И все книги, которые я не прочитал во время войны из-за войны, и все школьные уроки, которые я пропустил во время войны из-за войны, — всё это восполнится и уравновесится этой большой цирковой театрализованной цыганской сказкой, много раз оживавшей и красочно бурлившей передо мной живыми человеческими голосами и лицами, всё это (уроки и книги) восполнится, а может быть даже и будет превышено, моими цирковыми впечатлениями и знакомством с Гитаной, Барой, Снежаной, Гражиной, дядей Бухути, Шуней и Зуней, Златом и Златой…

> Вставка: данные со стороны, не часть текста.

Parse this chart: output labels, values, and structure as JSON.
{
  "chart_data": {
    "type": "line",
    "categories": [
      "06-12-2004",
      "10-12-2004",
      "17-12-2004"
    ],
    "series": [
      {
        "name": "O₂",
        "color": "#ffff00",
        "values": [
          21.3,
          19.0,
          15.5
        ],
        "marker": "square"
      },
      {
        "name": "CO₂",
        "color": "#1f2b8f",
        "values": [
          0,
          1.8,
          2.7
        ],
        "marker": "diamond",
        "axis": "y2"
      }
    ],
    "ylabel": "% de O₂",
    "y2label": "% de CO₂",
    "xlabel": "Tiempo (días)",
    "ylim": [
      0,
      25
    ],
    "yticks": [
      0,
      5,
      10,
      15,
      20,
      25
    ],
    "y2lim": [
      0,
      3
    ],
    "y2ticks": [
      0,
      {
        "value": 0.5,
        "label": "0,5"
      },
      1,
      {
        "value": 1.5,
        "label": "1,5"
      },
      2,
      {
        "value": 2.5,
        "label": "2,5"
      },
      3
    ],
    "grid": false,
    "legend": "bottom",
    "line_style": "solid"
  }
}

Да, всё это ещё будет в моей жизни, всё это ещё возникнет, состоится и произойдёт в моей судьбе, а пока…
А пока я сижу на арене уфимского цирка в цыганском парике рядом с живыми героями своей большой сказки, вижу их лица, слышу их голоса, и сердце моё бьётся в одном ритме с их сердцами, и я чувствую всё и ощущаю всё так же, как чувствуют и ощущают они, и так же, как и они (может быть, только чуть-чуть наивнее), по-настоящему, с полной отдачей всей души переживаю все обстоятельства и детали своей «таборной» жизни.
Я живу внутри своей сказки и, конечно, ещё не подозреваю о том, что случай, приведший меня в цирк, сделал мне величайший подарок, окунув меня одновременно и в живую, реальную, и в сказочную, таборную жизнь одних и тех же людей, в их независимую и вольную, гордую народную традицию со всеми её весёлыми и грустными чертами, со всей её поэзией и прозой, со всеми светлыми и затемнёнными сторонами её жизненного уклада.